Ahora me había lanzado en este nuevo campo de lo posible jugándole todas mis ganancias precedentes. ¿Quién podía detenerme? La habitual incredulidad perpleja del Decano sólo servía para incitarme a arriesgar. Cuando me percaté de que me había metido en una trampa era tarde. Todavía tuve la satisfacción -flaca satisfacción esta vez- de ser el primero en darme cuenta: (k)yK no parecía notar que la fortuna se había puesto de su parte, pero yo contaba sus carcajadas, en un tiempo escasas y cuya frecuencia ahora aumentaba, aumentaba…

– Qfwfq, ¿has visto que el Faraón Amenhotep IV no tuvo hijos varones? ¡Gané yo!

– Qfwfq, ¿has visto que Pompeyo no pudo con César? ¡Te lo dije!

Y, sin embargo, yo había seguido mis cálculos hasta el fondo, no había descuidado ninguna componente. Aunque tuviera que empezar nuevamente desde el principio, habría vuelto a apostar como antes.

– Qfwfq, bajo el emperador Justiniano se importó de la China a Constantinopla el gusano de seda, no la pólvora… ¿O soy yo el que se confunde?

– No, hombre, has ganado tú, has ganado tú…

Es cierto que me había dejado arrastrar a hacer pronósticos sobre acontecimientos fugaces, impalpables, y había hecho muchos, muchísimos, y ahora ya no podía echarme atrás, no podía rectificarme. Y por lo demás, ¿rectificarme cómo, sobre qué base?
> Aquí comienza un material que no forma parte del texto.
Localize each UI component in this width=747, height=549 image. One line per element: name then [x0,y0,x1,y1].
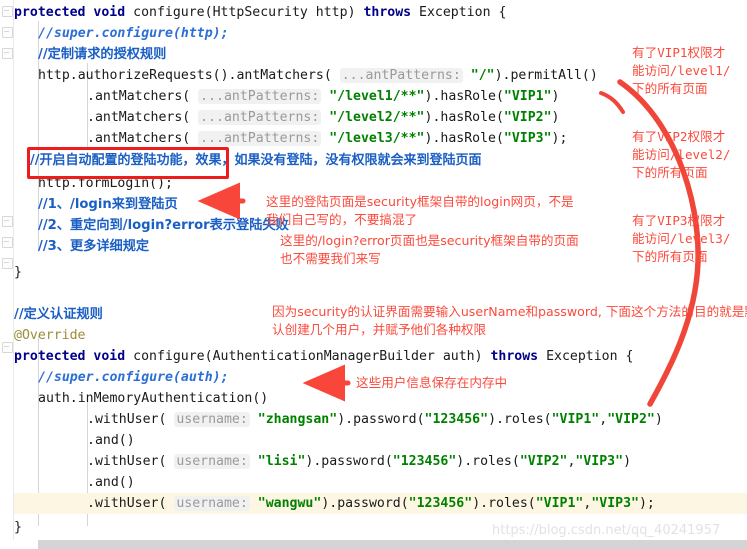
token-string-vip1: "VIP1" [551,412,600,427]
note-vip3: 有了VIP3权限才 能访问/level3/ 下的所有页面 [632,213,731,264]
code-line-17-comment[interactable]: //super.configure(auth); [38,367,229,388]
token-string-vip3: "VIP3" [503,131,552,146]
note-inmemory-storage: 这些用户信息保存在内存中 [356,375,508,390]
code-line-6[interactable]: .antMatchers( ...antPatterns: "/level2/*… [87,107,560,128]
token-type-exception: Exception [546,349,618,364]
token-method-configure: configure [133,5,205,20]
fold-marker-icon[interactable] [2,216,13,227]
token-keyword-void: void [93,5,126,20]
code-line-23-highlighted[interactable]: .withUser( username: "wangwu").password(… [14,493,747,514]
token-string-level3: "/level3/**" [329,131,425,146]
fold-marker-icon[interactable] [2,258,13,269]
token-string-password: "123456" [392,454,457,469]
token-type-exception: Exception [419,5,491,20]
fold-marker-icon[interactable] [2,6,13,17]
code-line-5[interactable]: .antMatchers( ...antPatterns: "/level1/*… [87,86,560,107]
token-param-http: http [315,5,348,20]
editor-gutter[interactable] [0,0,14,549]
token-type-authmanagerbuilder: AuthenticationManagerBuilder [212,349,435,364]
token-string-vip2: "VIP2" [607,412,655,427]
fold-marker-icon[interactable] [2,27,13,38]
param-hint-antpatterns: ...antPatterns: [198,110,322,125]
code-line-4[interactable]: http.authorizeRequests().antMatchers( ..… [38,65,598,86]
param-hint-antpatterns: ...antPatterns: [339,68,463,83]
token-keyword-protected: protected [14,349,86,364]
code-line-13[interactable]: } [14,262,22,283]
code-line-11-comment[interactable]: //2、重定向到/login?error表示登陆失败 [38,215,289,236]
token-string-zhangsan: "zhangsan" [257,412,338,427]
code-line-1[interactable]: protected void configure(HttpSecurity ht… [14,2,506,23]
token-keyword-throws: throws [363,5,412,20]
note-vip2: 有了VIP2权限才 能访问/level2/ 下的所有页面 [632,129,731,180]
token-string-wangwu: "wangwu" [257,496,322,511]
token-string-vip1: "VIP1" [503,89,552,104]
fold-marker-icon[interactable] [2,237,13,248]
code-line-14-comment[interactable]: //定义认证规则 [14,304,103,325]
code-line-21[interactable]: .withUser( username: "lisi").password("1… [87,451,631,472]
code-line-20[interactable]: .and() [87,430,135,451]
token-param-auth: auth [442,349,475,364]
note-vip1: 有了VIP1权限才 能访问/level1/ 下的所有页面 [632,45,731,96]
code-line-15-annotation[interactable]: @Override [14,325,85,346]
token-string-root: "/" [470,68,495,83]
param-hint-antpatterns: ...antPatterns: [198,89,322,104]
token-keyword-void: void [93,349,126,364]
token-string-vip2: "VIP2" [519,454,568,469]
token-string-level1: "/level1/**" [329,89,425,104]
horizontal-scrollbar[interactable] [38,540,747,549]
code-line-3-comment[interactable]: //定制请求的授权规则 [38,44,166,65]
param-hint-username: username: [174,412,250,427]
param-hint-username: username: [174,454,250,469]
code-line-7[interactable]: .antMatchers( ...antPatterns: "/level3/*… [87,128,567,149]
code-line-24[interactable]: } [14,517,22,538]
param-hint-antpatterns: ...antPatterns: [198,131,322,146]
token-keyword-throws: throws [490,349,539,364]
watermark-text: https://blog.csdn.net/qq_40241957 [492,523,721,538]
note-login-error-page: 这里的/login?error页面也是security框架自带的页面 也不需要我… [280,233,579,266]
note-login-page: 这里的登陆页面是security框架自带的login网页，不是 我们自己写的，不… [266,194,574,227]
code-line-22[interactable]: .and() [87,472,135,493]
note-inmemory-purpose: 因为security的认证界面需要输入userName和password, 下面… [272,304,747,337]
param-hint-username: username: [174,496,250,511]
fold-marker-icon[interactable] [2,48,13,59]
code-line-19[interactable]: .withUser( username: "zhangsan").passwor… [87,409,663,430]
code-line-16[interactable]: protected void configure(AuthenticationM… [14,346,633,367]
token-method-configure: configure [133,349,205,364]
fold-marker-icon[interactable] [2,342,13,353]
token-string-vip1: "VIP1" [535,496,584,511]
token-string-vip3: "VIP3" [575,454,624,469]
token-string-lisi: "lisi" [257,454,306,469]
code-line-18[interactable]: auth.inMemoryAuthentication() [38,388,268,409]
code-line-10-comment[interactable]: //1、/login来到登陆页 [38,194,178,215]
code-editor-canvas[interactable]: protected void configure(HttpSecurity ht… [0,0,747,549]
code-line-12-comment[interactable]: //3、更多详细规定 [38,236,149,257]
code-line-9[interactable]: http.formLogin(); [38,173,173,194]
token-string-password: "123456" [424,412,489,427]
token-string-level2: "/level2/**" [329,110,425,125]
vip1-connector-line [599,91,625,114]
token-string-vip3: "VIP3" [591,496,639,511]
token-string-password: "123456" [408,496,473,511]
token-keyword-protected: protected [14,5,86,20]
token-type-httpsecurity: HttpSecurity [212,5,308,20]
token-string-vip2: "VIP2" [503,110,552,125]
code-line-2-comment[interactable]: //super.configure(http); [38,23,229,44]
code-line-8-comment[interactable]: //开启自动配置的登陆功能，效果，如果没有登陆，没有权限就会来到登陆页面 [30,150,482,171]
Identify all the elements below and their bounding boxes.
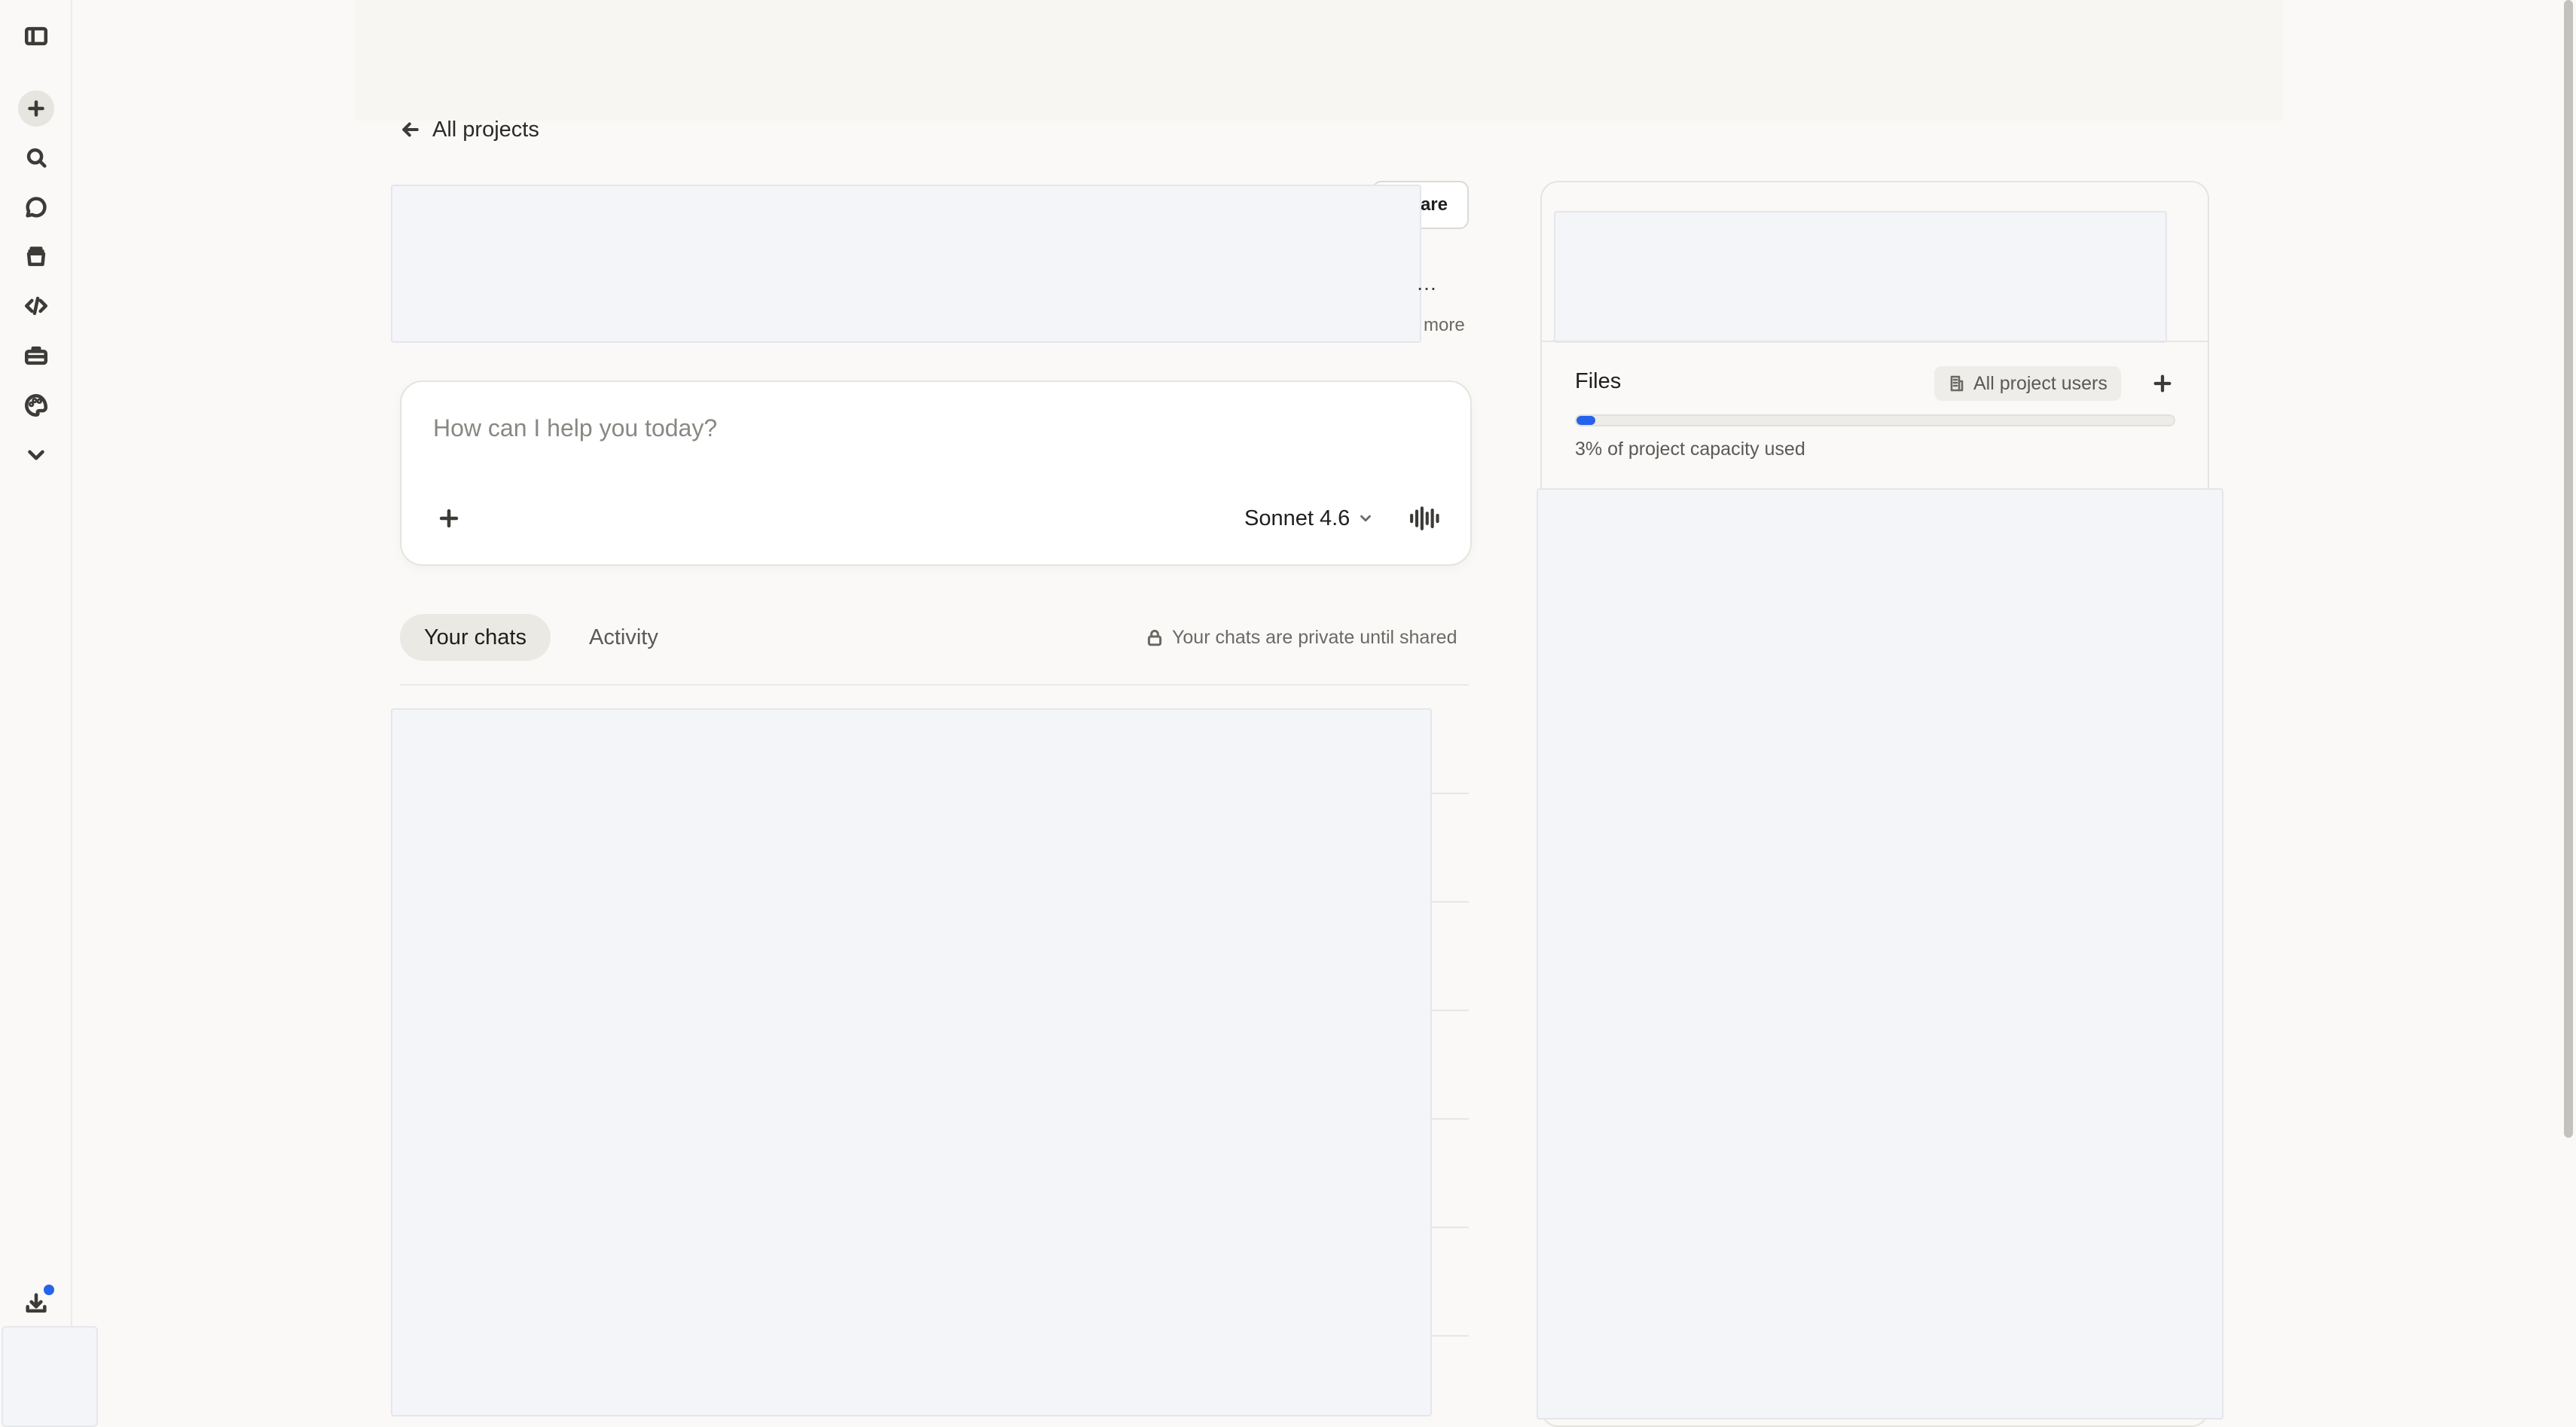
top-band xyxy=(354,0,2282,121)
instructions-placeholder xyxy=(1554,211,2167,343)
user-menu-placeholder[interactable] xyxy=(2,1326,98,1427)
plus-icon xyxy=(2153,374,2172,393)
tabs-divider xyxy=(400,684,1469,686)
chat-row-divider xyxy=(1427,1118,1469,1120)
plus-icon xyxy=(439,509,459,528)
share-button-label: are xyxy=(1420,194,1448,215)
arrow-left-icon xyxy=(402,122,419,137)
capacity-bar xyxy=(1575,414,2175,426)
view-more-link[interactable]: more xyxy=(1424,315,1465,336)
chat-row-divider xyxy=(1427,1335,1469,1337)
all-projects-label: All projects xyxy=(432,117,539,142)
prompt-input[interactable] xyxy=(432,411,1411,445)
description-ellipsis: … xyxy=(1416,271,1437,295)
chevron-down-icon[interactable] xyxy=(18,437,54,473)
project-header-placeholder xyxy=(391,185,1421,343)
left-rail xyxy=(0,0,72,1427)
files-title: Files xyxy=(1575,369,1622,393)
chat-row-divider xyxy=(1427,1227,1469,1228)
tab-your-chats[interactable]: Your chats xyxy=(400,614,551,661)
chevron-down-icon xyxy=(1360,515,1372,522)
lock-icon xyxy=(1147,629,1162,646)
model-label: Sonnet 4.6 xyxy=(1244,506,1351,530)
all-projects-link[interactable]: All projects xyxy=(399,113,539,146)
files-list-placeholder xyxy=(1537,488,2223,1419)
code-icon[interactable] xyxy=(18,288,54,324)
chat-composer xyxy=(400,380,1472,566)
toolbox-icon[interactable] xyxy=(18,338,54,374)
privacy-note: Your chats are private until shared xyxy=(1145,624,1457,651)
chat-list-placeholder xyxy=(391,708,1432,1416)
building-icon xyxy=(1950,375,1964,392)
palette-icon[interactable] xyxy=(18,387,54,423)
chat-row-divider xyxy=(1427,1010,1469,1011)
search-icon[interactable] xyxy=(18,139,54,176)
capacity-bar-fill xyxy=(1576,416,1596,425)
chat-row-divider xyxy=(1427,793,1469,794)
privacy-note-text: Your chats are private until shared xyxy=(1172,626,1457,648)
model-selector[interactable]: Sonnet 4.6 xyxy=(1244,500,1374,536)
notification-dot xyxy=(44,1285,54,1295)
voice-mode-button[interactable] xyxy=(1406,500,1445,536)
capacity-text: 3% of project capacity used xyxy=(1575,438,1805,460)
tab-activity[interactable]: Activity xyxy=(566,614,681,661)
waveform-icon xyxy=(1410,506,1439,530)
add-file-button[interactable] xyxy=(2144,365,2181,402)
files-scope-badge[interactable]: All project users xyxy=(1934,366,2121,401)
panel-divider xyxy=(1542,341,2208,342)
sidebar-toggle-icon[interactable] xyxy=(18,18,54,54)
chats-icon[interactable] xyxy=(18,189,54,225)
new-chat-icon[interactable] xyxy=(18,90,54,127)
attach-button[interactable] xyxy=(431,500,467,536)
scrollbar-thumb[interactable] xyxy=(2564,0,2573,1138)
chat-row-divider xyxy=(1427,901,1469,903)
files-scope-label: All project users xyxy=(1973,372,2107,394)
projects-icon[interactable] xyxy=(18,239,54,275)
– Entonces Balzac no hace suicidar a Lucien de Rubempré al final de las Illusions perdues -decía el Decano, con una vocecita triunfante que le había aparecido de un tiempo a esta parte-, pero lo hace salvarse de Carlos Herrera, alias Vautrin, ¿sabes?, aquel que aparecía ya en el Père Goriot… Bueno, Qfwfq, ¿en cuánto estamos?

Mi ventaja retrocedía. Había puesto a cubierto mis ganancias, convertidas en valores seguros, en un banco suizo, pero tenía que retirar continuamente grandes sumas para hacer frente a las pérdidas. No es que perdiese siempre. Algunas apuestas las ganaba todavía, a veces importantes, pero los papeles se habían cambiado; cuando ganaba ya no estaba seguro de que no hubiera sido una casualidad, y que la vez siguiente no me tocara un nuevo desmentido a mis cálculos.